The Pandavani performance by Ritu Verma from Chattisgarh, was conveyed with great emotions and her voice brought the various characters out alive. The craft of Pandavani uses no props at all and the artiste has only the ektara adorned with peacock feathers and small lilting bells. The ektara functions as Bhima’s gadha, the flute of Krishna or Arjuna’s bow depending on the character depiction. The accompanying music is provided by the harmonium, kartaal, dholak, manjira and the tabla.
The episode she presented was the dice game and the sequence of events that led to the vastraharanam of Draupadi. The story is taken forward with a song or prasang, with descriptions of the various characters of Duryodhana, Shakuni, the Pandavas and Draupadi which were very expressive. Draupadi’s hurt conveyed to the Pandavas was touching and her questioning of Shakuni’s support and berating of the Kauravas brought out her amazing histrionic talents.
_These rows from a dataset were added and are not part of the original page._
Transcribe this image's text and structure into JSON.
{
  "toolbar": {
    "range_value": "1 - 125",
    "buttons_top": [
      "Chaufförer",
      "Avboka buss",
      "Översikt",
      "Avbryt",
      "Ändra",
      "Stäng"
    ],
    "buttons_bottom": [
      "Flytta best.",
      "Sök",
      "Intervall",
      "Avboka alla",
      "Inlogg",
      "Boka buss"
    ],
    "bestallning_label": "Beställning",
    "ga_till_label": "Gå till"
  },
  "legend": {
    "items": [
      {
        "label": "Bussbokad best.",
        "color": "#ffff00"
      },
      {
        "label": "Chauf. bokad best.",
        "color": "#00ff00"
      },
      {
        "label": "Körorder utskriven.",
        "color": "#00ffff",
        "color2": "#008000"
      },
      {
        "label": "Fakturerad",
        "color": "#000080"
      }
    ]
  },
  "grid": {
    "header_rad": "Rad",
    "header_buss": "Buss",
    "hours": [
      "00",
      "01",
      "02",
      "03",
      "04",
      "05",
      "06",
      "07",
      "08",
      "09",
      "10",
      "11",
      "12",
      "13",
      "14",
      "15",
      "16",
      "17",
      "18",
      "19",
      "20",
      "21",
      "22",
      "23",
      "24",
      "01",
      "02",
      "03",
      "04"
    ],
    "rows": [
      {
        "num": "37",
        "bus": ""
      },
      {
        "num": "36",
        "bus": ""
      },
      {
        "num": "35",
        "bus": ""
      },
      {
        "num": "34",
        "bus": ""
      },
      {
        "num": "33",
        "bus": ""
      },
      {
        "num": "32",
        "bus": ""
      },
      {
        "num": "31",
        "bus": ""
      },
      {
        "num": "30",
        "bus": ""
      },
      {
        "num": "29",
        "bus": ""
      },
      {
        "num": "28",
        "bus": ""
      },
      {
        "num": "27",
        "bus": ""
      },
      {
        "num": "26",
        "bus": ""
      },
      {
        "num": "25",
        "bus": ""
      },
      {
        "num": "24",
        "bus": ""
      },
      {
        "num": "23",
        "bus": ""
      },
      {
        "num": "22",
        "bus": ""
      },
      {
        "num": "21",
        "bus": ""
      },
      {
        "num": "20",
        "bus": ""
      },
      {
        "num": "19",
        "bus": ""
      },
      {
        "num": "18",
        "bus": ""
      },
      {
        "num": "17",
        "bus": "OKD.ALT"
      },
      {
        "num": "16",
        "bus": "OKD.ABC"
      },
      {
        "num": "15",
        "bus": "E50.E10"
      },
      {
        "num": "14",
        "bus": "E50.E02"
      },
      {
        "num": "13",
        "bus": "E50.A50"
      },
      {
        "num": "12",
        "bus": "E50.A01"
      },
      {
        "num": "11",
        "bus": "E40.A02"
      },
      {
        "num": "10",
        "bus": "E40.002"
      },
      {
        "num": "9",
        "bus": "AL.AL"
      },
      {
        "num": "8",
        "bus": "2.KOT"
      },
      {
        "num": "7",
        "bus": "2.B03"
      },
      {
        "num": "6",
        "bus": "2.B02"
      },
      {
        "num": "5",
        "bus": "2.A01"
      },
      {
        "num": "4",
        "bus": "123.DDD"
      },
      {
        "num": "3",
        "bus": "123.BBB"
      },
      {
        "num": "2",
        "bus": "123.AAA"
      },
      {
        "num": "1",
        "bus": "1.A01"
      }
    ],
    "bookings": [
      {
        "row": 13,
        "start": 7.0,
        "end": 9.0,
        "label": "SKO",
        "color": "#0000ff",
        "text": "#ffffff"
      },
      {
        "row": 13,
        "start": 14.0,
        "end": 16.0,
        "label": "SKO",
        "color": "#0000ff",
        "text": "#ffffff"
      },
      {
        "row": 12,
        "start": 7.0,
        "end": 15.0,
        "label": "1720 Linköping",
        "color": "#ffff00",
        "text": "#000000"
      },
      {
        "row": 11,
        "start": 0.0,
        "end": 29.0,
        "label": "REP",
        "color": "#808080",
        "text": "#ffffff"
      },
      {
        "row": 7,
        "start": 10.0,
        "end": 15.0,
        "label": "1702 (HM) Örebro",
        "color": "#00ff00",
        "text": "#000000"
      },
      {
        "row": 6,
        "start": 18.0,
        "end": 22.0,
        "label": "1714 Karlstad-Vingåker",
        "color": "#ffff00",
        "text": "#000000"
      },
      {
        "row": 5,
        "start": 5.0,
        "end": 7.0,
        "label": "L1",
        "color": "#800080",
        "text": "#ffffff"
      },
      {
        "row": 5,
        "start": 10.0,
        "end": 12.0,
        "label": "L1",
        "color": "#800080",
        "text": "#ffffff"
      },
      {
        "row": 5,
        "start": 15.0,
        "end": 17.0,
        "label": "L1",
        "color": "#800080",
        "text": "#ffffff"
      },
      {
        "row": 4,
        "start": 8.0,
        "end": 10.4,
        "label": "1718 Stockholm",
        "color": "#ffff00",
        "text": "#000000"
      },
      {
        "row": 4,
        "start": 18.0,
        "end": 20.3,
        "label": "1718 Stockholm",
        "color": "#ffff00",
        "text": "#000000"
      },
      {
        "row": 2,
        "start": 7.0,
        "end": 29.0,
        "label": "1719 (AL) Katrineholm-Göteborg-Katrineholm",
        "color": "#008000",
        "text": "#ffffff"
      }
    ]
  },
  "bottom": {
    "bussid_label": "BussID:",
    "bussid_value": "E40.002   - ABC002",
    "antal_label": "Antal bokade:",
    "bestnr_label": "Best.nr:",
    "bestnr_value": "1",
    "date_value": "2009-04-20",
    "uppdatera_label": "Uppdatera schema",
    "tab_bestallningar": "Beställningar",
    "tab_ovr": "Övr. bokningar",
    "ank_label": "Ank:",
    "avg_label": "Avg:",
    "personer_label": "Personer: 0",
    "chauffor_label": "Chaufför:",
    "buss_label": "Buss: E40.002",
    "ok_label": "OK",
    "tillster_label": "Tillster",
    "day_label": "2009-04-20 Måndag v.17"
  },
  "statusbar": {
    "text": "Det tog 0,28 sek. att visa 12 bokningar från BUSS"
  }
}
Her pleas to Lord Krishna to come to her aid, was heart-rending and peppered sometimes with light-heartedness bringing the audience into the present.
Pandavani presentations are in two styles or shaili. The vedamati style where the performance is done kneeling and the story is in the doha-chaupal metre, like in the case of Ritu Verma. However Teejan Bai’s shaili is Kapalik where the performer is free to improvise on the basic content in both the songs and the storytelling methodology.
India’s vast story telling traditions are alive and thriving thanks to these artistes who bring together several musical and dance forms to tell a story.